There is no way to redo 1991, but there are ways to do better.
The facts underlying Christine Blasey Ford's claim of being sexually assaulted by a young Brett Kavanaugh will continue to be revealed as confirmation proceedings unfold. Yet it's impossible to miss the parallels between the Kavanaugh confirmation hearing of 2018 and the 1991 confirmation hearing for Justice Clarence Thomas. In 1991, the Senate Judiciary Committee had an opportunity to demonstrate its appreciation for both the seriousness of sexual harassment claims and the need for public confidence in the character of a nominee to the Supreme Court. It failed on both counts.
As that same committee, on which sit some of the same members as nearly three decades ago, now moves forward with the Kavanaugh confirmation proceedings, the integrity of the court, the country's commitment to addressing sexual violence as a matter of public interest and the lives of the two principle witnesses who will be testifying hang in the balance. Today, the public expects better from our government than we got in 1991, when our representatives performed in ways that gave employers permission to mishandle workplace harassment complaints throughout the following decades. That the Senate Judiciary Committee still lacks a protocol for vetting sexual harassment and assault claims that surface during a confirmation hearing suggests that the committee has learned little from the Thomas hearing, much less the more recent #MeToo movement.
With the current heightened awareness of sexual violence comes heightened accountability for our representatives. To do better, the 2018 Senate Judiciary Committee must demonstrate a clear understanding that sexual violence is a social reality to which elected representatives must respond. A fair, neutral and well-thought-out course is the only way to approach Blasey and Kavanaugh's upcoming testimony. The details of what that process would look like should be guided by experts who have devoted their careers to understanding sexual violence. The job of the Senate Judiciary Committee is to serve as fact-finders, to better serve the American public, and the weight of the government should not be used to destroy the lives of witnesses who are called to testify.

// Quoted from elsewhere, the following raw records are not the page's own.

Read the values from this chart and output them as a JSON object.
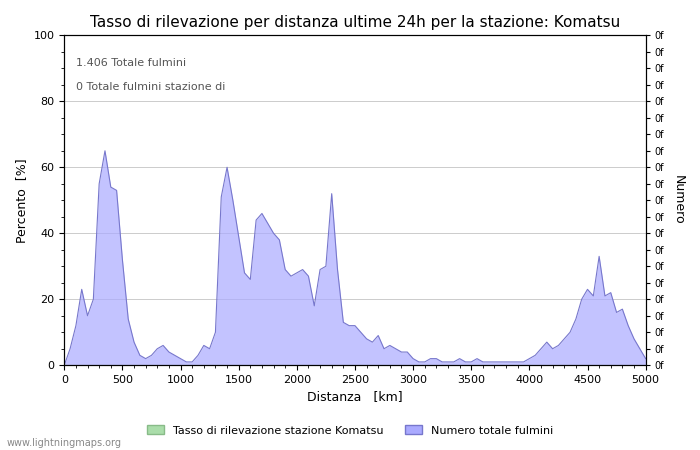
{
  "title": "Tasso di rilevazione per distanza ultime 24h per la stazione: Komatsu",
  "xlabel": "Distanza   [km]",
  "ylabel_left": "Percento  [%]",
  "ylabel_right": "Numero",
  "annotation_line1": "1.406 Totale fulmini",
  "annotation_line2": "0 Totale fulmini stazione di",
  "legend_green": "Tasso di rilevazione stazione Komatsu",
  "legend_blue": "Numero totale fulmini",
  "watermark": "www.lightningmaps.org",
  "xlim": [
    0,
    5000
  ],
  "ylim": [
    0,
    100
  ],
  "right_ytick_labels": [
    "0f",
    "0f",
    "0f",
    "0f",
    "0f",
    "0f",
    "0f",
    "0f",
    "0f",
    "0f",
    "0f",
    "0f",
    "0f",
    "0f",
    "0f",
    "0f",
    "0f",
    "0f",
    "0f",
    "0f",
    "0f"
  ],
  "xticks": [
    0,
    500,
    1000,
    1500,
    2000,
    2500,
    3000,
    3500,
    4000,
    4500,
    5000
  ],
  "yticks_left": [
    0,
    20,
    40,
    60,
    80,
    100
  ],
  "blue_fill_color": "#aaaaff",
  "blue_line_color": "#7777cc",
  "green_fill_color": "#aaddaa",
  "green_line_color": "#88bb88",
  "background_color": "#ffffff",
  "grid_color": "#cccccc",
  "title_fontsize": 11,
  "axis_fontsize": 9,
  "tick_fontsize": 8,
  "annotation_fontsize": 8,
  "blue_x": [
    0,
    50,
    100,
    150,
    200,
    250,
    300,
    350,
    400,
    450,
    500,
    550,
    600,
    650,
    700,
    750,
    800,
    850,
    900,
    950,
    1000,
    1050,
    1100,
    1150,
    1200,
    1250,
    1300,
    1350,
    1400,
    1450,
    1500,
    1550,
    1600,
    1650,
    1700,
    1750,
    1800,
    1850,
    1900,
    1950,
    2000,
    2050,
    2100,
    2150,
    2200,
    2250,
    2300,
    2350,
    2400,
    2450,
    2500,
    2550,
    2600,
    2650,
    2700,
    2750,
    2800,
    2850,
    2900,
    2950,
    3000,
    3050,
    3100,
    3150,
    3200,
    3250,
    3300,
    3350,
    3400,
    3450,
    3500,
    3550,
    3600,
    3650,
    3700,
    3750,
    3800,
    3850,
    3900,
    3950,
    4000,
    4050,
    4100,
    4150,
    4200,
    4250,
    4300,
    4350,
    4400,
    4450,
    4500,
    4550,
    4600,
    4650,
    4700,
    4750,
    4800,
    4850,
    4900,
    4950,
    5000
  ],
  "blue_y": [
    0,
    5,
    12,
    23,
    15,
    20,
    55,
    65,
    54,
    53,
    32,
    14,
    7,
    3,
    2,
    3,
    5,
    6,
    4,
    3,
    2,
    1,
    1,
    3,
    6,
    5,
    10,
    51,
    60,
    50,
    39,
    28,
    26,
    44,
    46,
    43,
    40,
    38,
    29,
    27,
    28,
    29,
    27,
    18,
    29,
    30,
    52,
    29,
    13,
    12,
    12,
    10,
    8,
    7,
    9,
    5,
    6,
    5,
    4,
    4,
    2,
    1,
    1,
    2,
    2,
    1,
    1,
    1,
    2,
    1,
    1,
    2,
    1,
    1,
    1,
    1,
    1,
    1,
    1,
    1,
    2,
    3,
    5,
    7,
    5,
    6,
    8,
    10,
    14,
    20,
    23,
    21,
    33,
    21,
    22,
    16,
    17,
    12,
    8,
    5,
    2
  ],
  "green_x": [
    0,
    50,
    100,
    150,
    200,
    250,
    300,
    350,
    400,
    450,
    500,
    550,
    600,
    650,
    700,
    750,
    800,
    850,
    900,
    950,
    1000,
    1050,
    1100,
    1150,
    1200,
    1250,
    1300,
    1350,
    1400,
    1450,
    1500,
    1550,
    1600,
    1650,
    1700,
    1750,
    1800,
    1850,
    1900,
    1950,
    2000,
    2050,
    2100,
    2150,
    2200,
    2250,
    2300,
    2350,
    2400,
    2450,
    2500,
    2550,
    2600,
    2650,
    2700,
    2750,
    2800,
    2850,
    2900,
    2950,
    3000,
    3050,
    3100,
    3150,
    3200,
    3250,
    3300,
    3350,
    3400,
    3450,
    3500,
    3550,
    3600,
    3650,
    3700,
    3750,
    3800,
    3850,
    3900,
    3950,
    4000,
    4050,
    4100,
    4150,
    4200,
    4250,
    4300,
    4350,
    4400,
    4450,
    4500,
    4550,
    4600,
    4650,
    4700,
    4750,
    4800,
    4850,
    4900,
    4950,
    5000
  ],
  "green_y": [
    0,
    0,
    0,
    0,
    0,
    0,
    0,
    0,
    0,
    0,
    0,
    0,
    0,
    0,
    0,
    0,
    0,
    0,
    0,
    0,
    0,
    0,
    0,
    0,
    0,
    0,
    0,
    0,
    0,
    0,
    0,
    0,
    0,
    0,
    0,
    0,
    0,
    0,
    0,
    0,
    0,
    0,
    0,
    0,
    0,
    0,
    0,
    0,
    0,
    0,
    0,
    0,
    0,
    0,
    0,
    0,
    0,
    0,
    0,
    0,
    0,
    0,
    0,
    0,
    0,
    0,
    0,
    0,
    0,
    0,
    0,
    0,
    0,
    0,
    0,
    0,
    0,
    0,
    0,
    0,
    0,
    0,
    0,
    0,
    0,
    0,
    0,
    0,
    0,
    0,
    0,
    0,
    0,
    0,
    0,
    0,
    0,
    0,
    0,
    0,
    0
  ]
}
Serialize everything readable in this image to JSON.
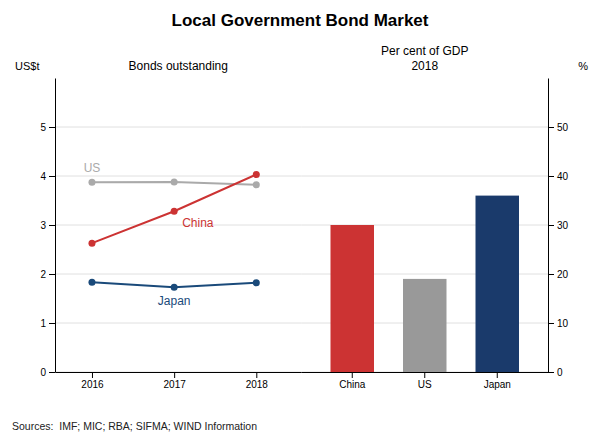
{
  "chart_data": [
    {
      "type": "line",
      "title": "Local Government Bond Market",
      "subtitle": "Bonds outstanding",
      "y_label": "US$t",
      "x": [
        2016,
        2017,
        2018
      ],
      "xlim": [
        2015.55,
        2018.55
      ],
      "xticks": [
        2016,
        2017,
        2018
      ],
      "ylim": [
        0,
        6
      ],
      "yticks": [
        0,
        1,
        2,
        3,
        4,
        5
      ],
      "grid": true,
      "marker": "circle",
      "series": [
        {
          "name": "US",
          "color": "#aaaaaa",
          "values": [
            3.87,
            3.88,
            3.82
          ]
        },
        {
          "name": "China",
          "color": "#cc3333",
          "values": [
            2.63,
            3.28,
            4.03
          ]
        },
        {
          "name": "Japan",
          "color": "#1a4a7a",
          "values": [
            1.83,
            1.73,
            1.82
          ]
        }
      ],
      "annotations": [
        "Sources:  IMF; MIC; RBA; SIFMA; WIND Information"
      ]
    },
    {
      "type": "bar",
      "subtitle": "Per cent of GDP\n2018",
      "y_label": "%",
      "categories": [
        "China",
        "US",
        "Japan"
      ],
      "values": [
        30,
        19,
        36
      ],
      "colors": [
        "#cc3333",
        "#999999",
        "#1a3a6b"
      ],
      "ylim": [
        0,
        60
      ],
      "yticks": [
        0,
        10,
        20,
        30,
        40,
        50
      ],
      "grid": true
    }
  ]
}
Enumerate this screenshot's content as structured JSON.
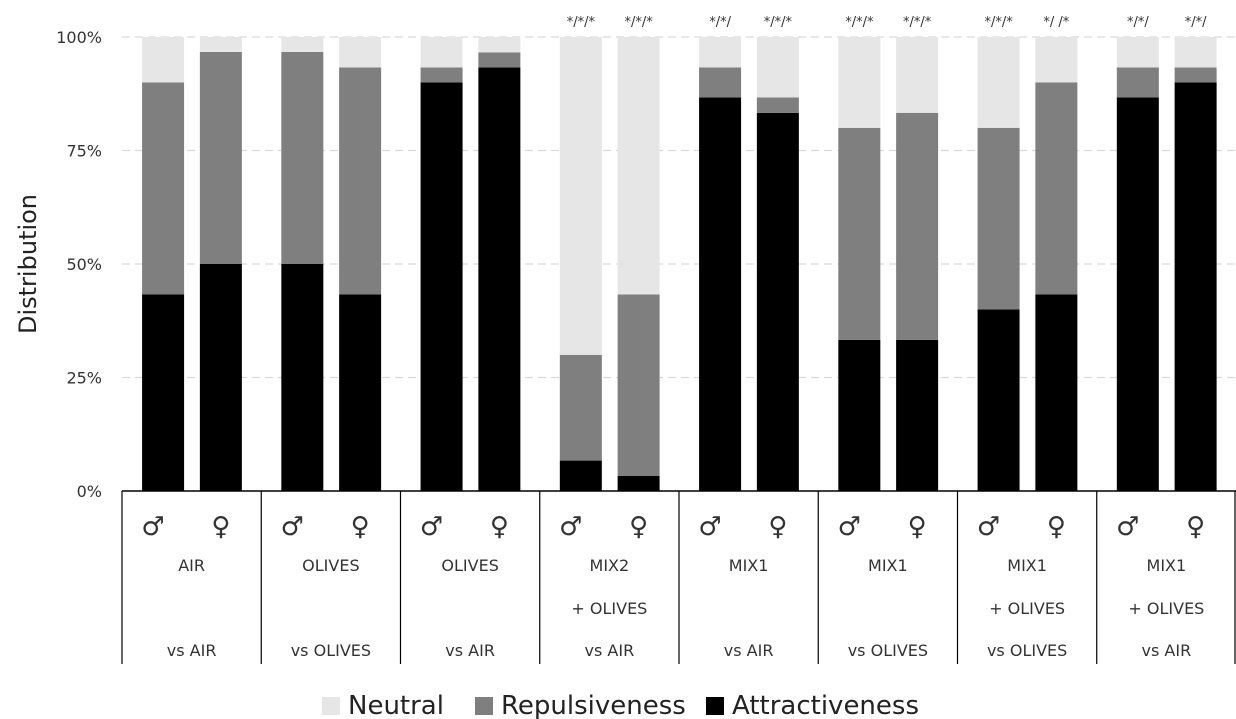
{
  "chart_data": {
    "type": "bar",
    "stacked": true,
    "ylabel": "Distribution",
    "ylim": [
      0,
      100
    ],
    "yticks": [
      "0%",
      "25%",
      "50%",
      "75%",
      "100%"
    ],
    "grid": true,
    "legend_position": "bottom",
    "series": [
      {
        "name": "Neutral",
        "color": "#e6e6e6"
      },
      {
        "name": "Repulsiveness",
        "color": "#7f7f7f"
      },
      {
        "name": "Attractiveness",
        "color": "#000000"
      }
    ],
    "groups": [
      {
        "line1": "AIR",
        "line2": "",
        "line3": "vs AIR",
        "bars": [
          {
            "sex": "♂",
            "attractiveness": 43.3,
            "repulsiveness": 46.7,
            "neutral": 10.0,
            "sig": ""
          },
          {
            "sex": "♀",
            "attractiveness": 50.0,
            "repulsiveness": 46.7,
            "neutral": 3.3,
            "sig": ""
          }
        ]
      },
      {
        "line1": "OLIVES",
        "line2": "",
        "line3": "vs OLIVES",
        "bars": [
          {
            "sex": "♂",
            "attractiveness": 50.0,
            "repulsiveness": 46.7,
            "neutral": 3.3,
            "sig": ""
          },
          {
            "sex": "♀",
            "attractiveness": 43.3,
            "repulsiveness": 50.0,
            "neutral": 6.7,
            "sig": ""
          }
        ]
      },
      {
        "line1": "OLIVES",
        "line2": "",
        "line3": "vs AIR",
        "bars": [
          {
            "sex": "♂",
            "attractiveness": 90.0,
            "repulsiveness": 3.3,
            "neutral": 6.7,
            "sig": ""
          },
          {
            "sex": "♀",
            "attractiveness": 93.3,
            "repulsiveness": 3.3,
            "neutral": 3.4,
            "sig": ""
          }
        ]
      },
      {
        "line1": "MIX2",
        "line2": "+ OLIVES",
        "line3": "vs AIR",
        "bars": [
          {
            "sex": "♂",
            "attractiveness": 6.7,
            "repulsiveness": 23.3,
            "neutral": 70.0,
            "sig": "*/*/*"
          },
          {
            "sex": "♀",
            "attractiveness": 3.3,
            "repulsiveness": 40.0,
            "neutral": 56.7,
            "sig": "*/*/*"
          }
        ]
      },
      {
        "line1": "MIX1",
        "line2": "",
        "line3": "vs AIR",
        "bars": [
          {
            "sex": "♂",
            "attractiveness": 86.7,
            "repulsiveness": 6.6,
            "neutral": 6.7,
            "sig": "*/*/"
          },
          {
            "sex": "♀",
            "attractiveness": 83.3,
            "repulsiveness": 3.4,
            "neutral": 13.3,
            "sig": "*/*/*"
          }
        ]
      },
      {
        "line1": "MIX1",
        "line2": "",
        "line3": "vs OLIVES",
        "bars": [
          {
            "sex": "♂",
            "attractiveness": 33.3,
            "repulsiveness": 46.7,
            "neutral": 20.0,
            "sig": "*/*/*"
          },
          {
            "sex": "♀",
            "attractiveness": 33.3,
            "repulsiveness": 50.0,
            "neutral": 16.7,
            "sig": "*/*/*"
          }
        ]
      },
      {
        "line1": "MIX1",
        "line2": "+ OLIVES",
        "line3": "vs OLIVES",
        "bars": [
          {
            "sex": "♂",
            "attractiveness": 40.0,
            "repulsiveness": 40.0,
            "neutral": 20.0,
            "sig": "*/*/*"
          },
          {
            "sex": "♀",
            "attractiveness": 43.3,
            "repulsiveness": 46.7,
            "neutral": 10.0,
            "sig": "*/ /*"
          }
        ]
      },
      {
        "line1": "MIX1",
        "line2": "+ OLIVES",
        "line3": "vs AIR",
        "bars": [
          {
            "sex": "♂",
            "attractiveness": 86.7,
            "repulsiveness": 6.6,
            "neutral": 6.7,
            "sig": "*/*/"
          },
          {
            "sex": "♀",
            "attractiveness": 90.0,
            "repulsiveness": 3.3,
            "neutral": 6.7,
            "sig": "*/*/"
          }
        ]
      }
    ]
  }
}
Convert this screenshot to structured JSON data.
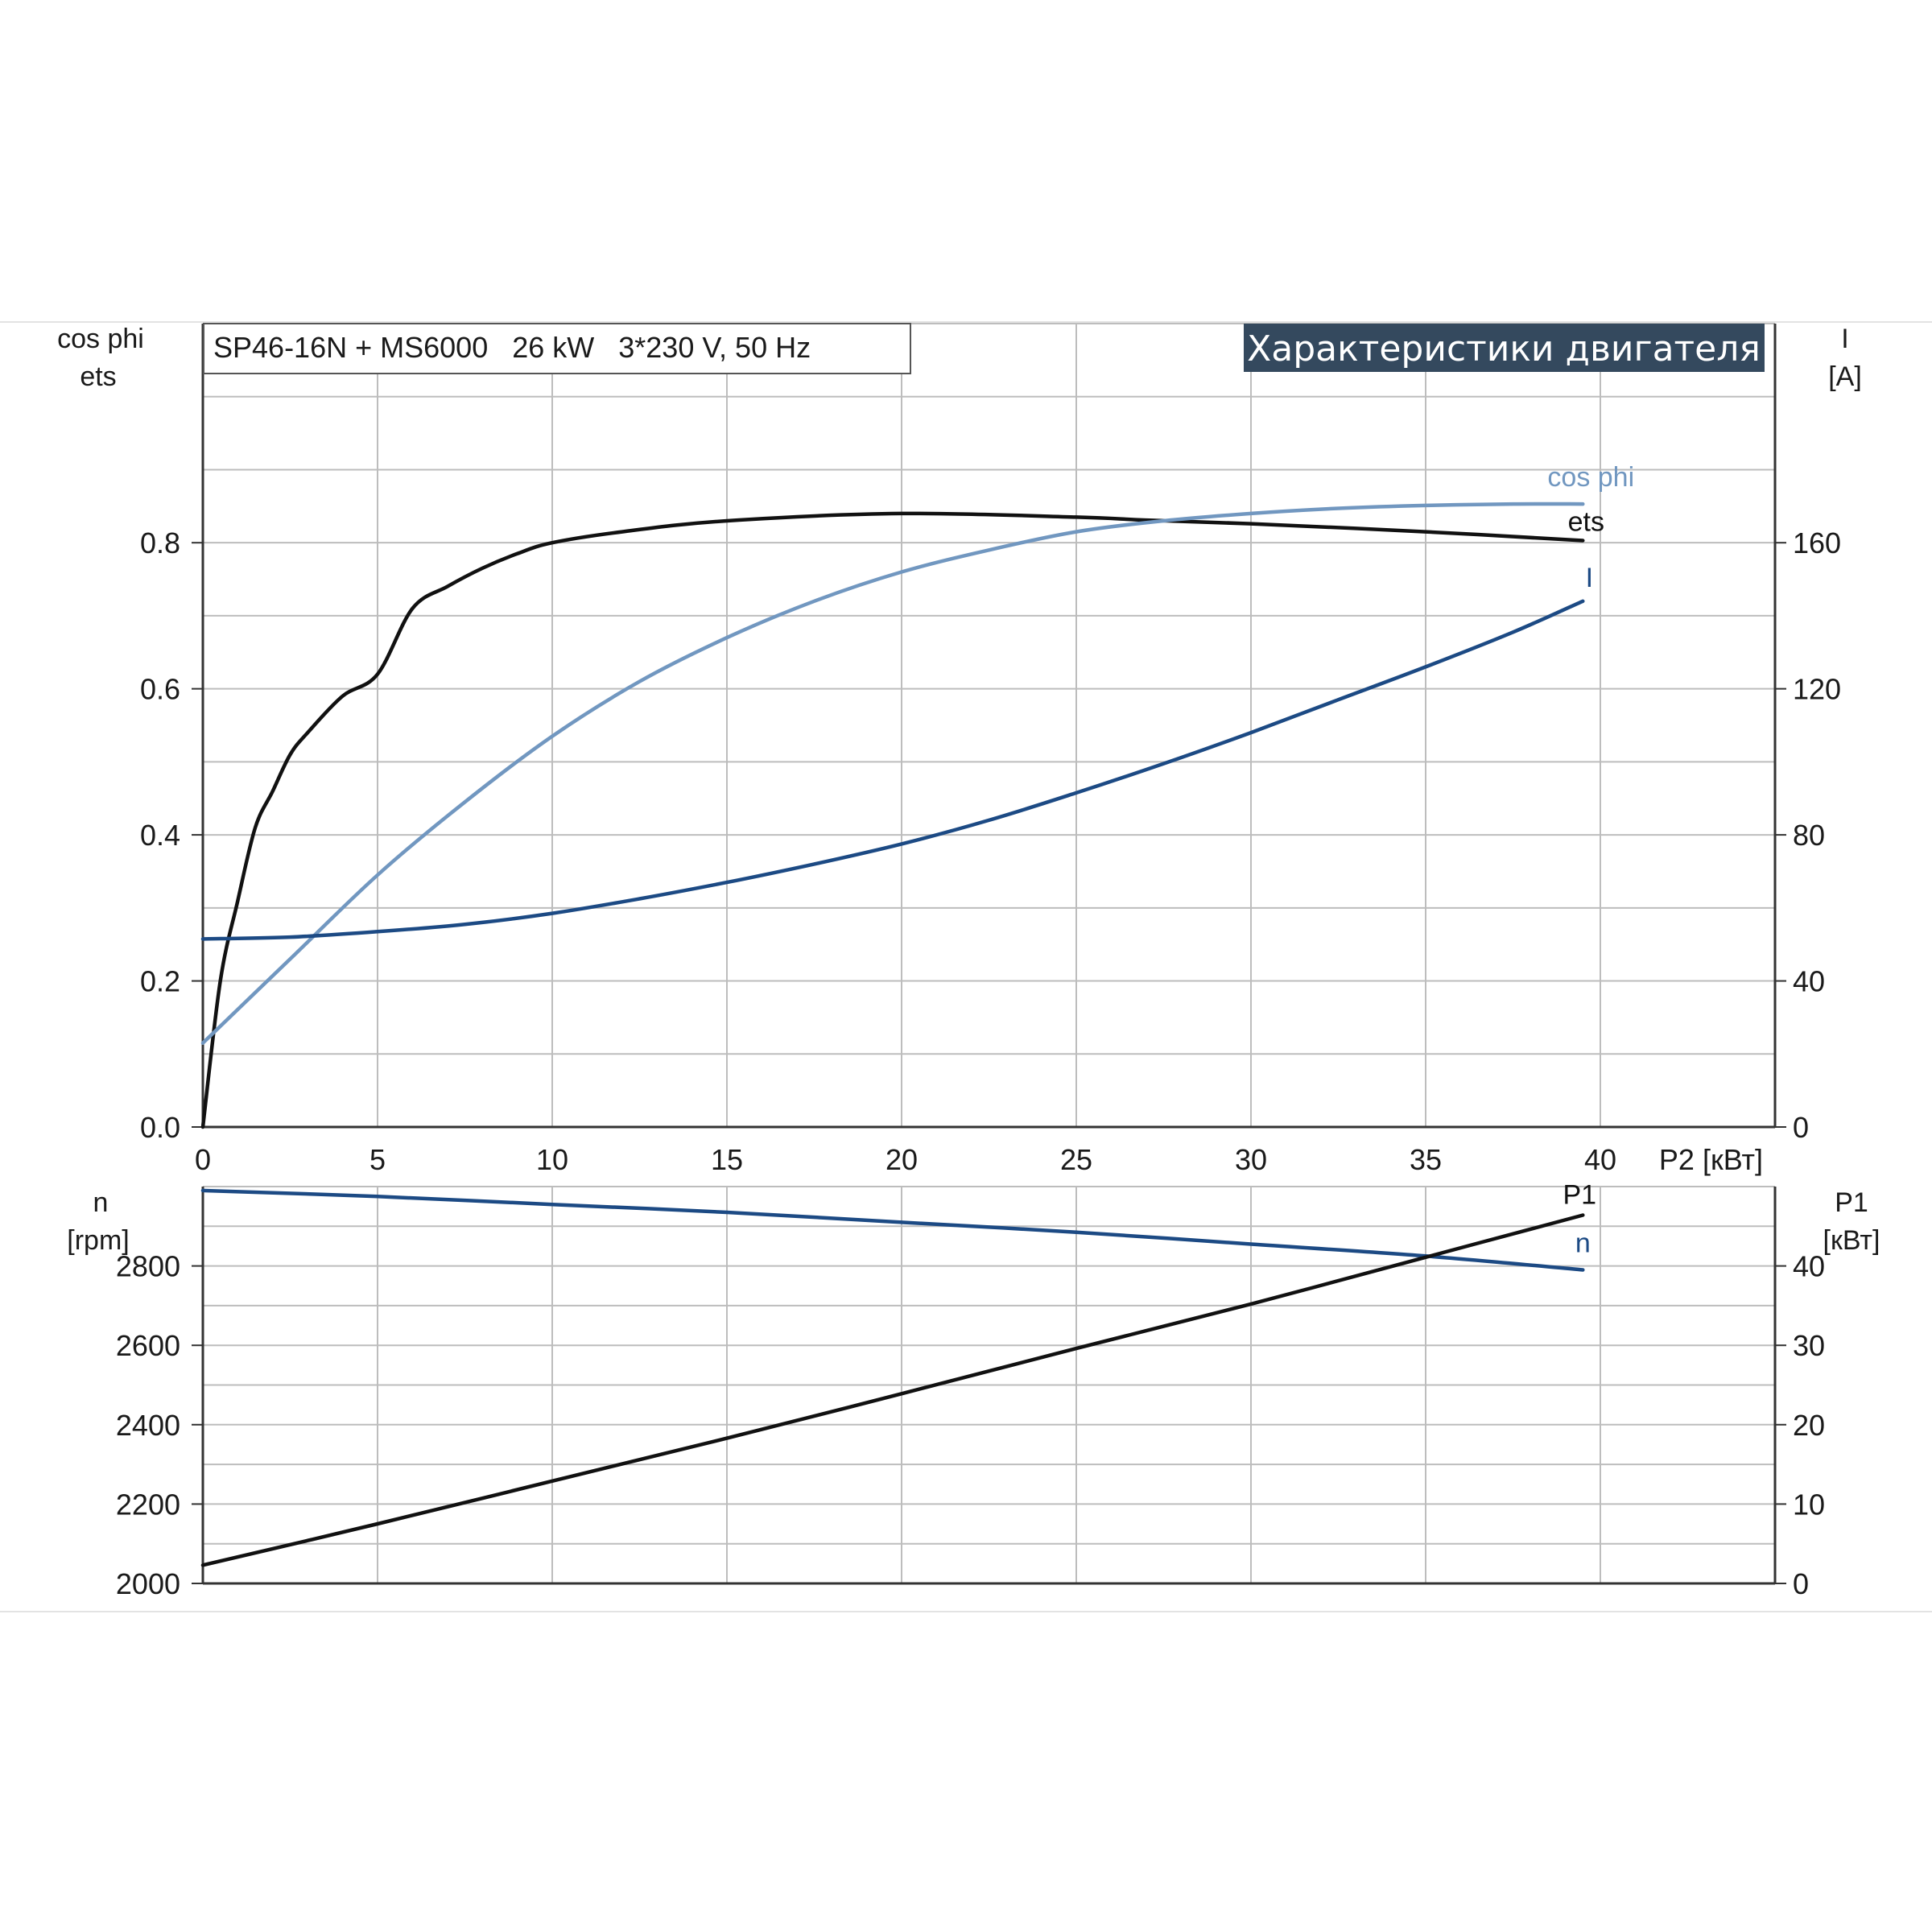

Here are some basic ground rules the committee should follow:
• Refrain from pitting the public interest in confronting sexual harassment against the need for a fair confirmation hearing. Our interest in the integrity of the Supreme Court and in eliminating sexual misconduct, especially in our public institutions, are entirely compatible. Both are aimed at making sure that our judicial system operates with legitimacy.
• Select a neutral investigative body with experience in sexual misconduct cases that will investigate the incident in question and present its findings to the committee. Outcomes in such investigations are more reliable and less likely to be perceived as tainted by partisanship. Senators must then rely on the investigators' conclusions, along with advice from experts, to frame the questions they ask Kavanaugh and Blasey. Again, the senators' fact-finding roles must guide their behavior. The investigators' report should frame the hearing, not politics or myths about sexual assault.
• Do not rush these hearings. Doing so would not only signal that sexual assault accusations are not important — hastily appraising this situation would very likely lead to facts being overlooked that are necessary for the Senate and the public to evaluate. That the committee plans to hold a hearing on Sept. 24 is discouraging. Simply put, a week's preparation is not enough time for meaningful inquiry into very serious charges.
• Finally, refer to Christine Blasey Ford by her name. She was once anonymous, but no longer is. Blasey is not simply "Kavanaugh's accuser." Blasey is a human being with a life of her own. She deserves the respect of being addressed and treated as a whole person.
Process is important, but it cannot erase the difficulty of testifying on national television about the sexual assault that Blasey says occurred when she was 15 years old. Nor will it negate the fact that as she sits before the Senate Judiciary Committee, Blasey will be outresourced. Encouraging letters from friends and strangers may help, but she cannot match the organized support that Kavanaugh has. Since Blasey and Kavanaugh have the same obligation to present the truth, this imbalance may not seem fair.
But, as Kavanaugh stands to gain the lifetime privilege of serving on the country's highest court, he has the burden of persuasion. And that is only fair.
In 1991, the phrase "they just don't get it" became a popular way of describing senators' reaction to sexual violence. With years of hindsight, mounds of evidence of the prevalence and harm that sexual violence causes individuals and our institutions, as well as a Senate with more women than ever, "not getting it" isn't an option for our elected representatives. In 2018, our senators must get it right.
Anita Hill is a professor at Brandeis University.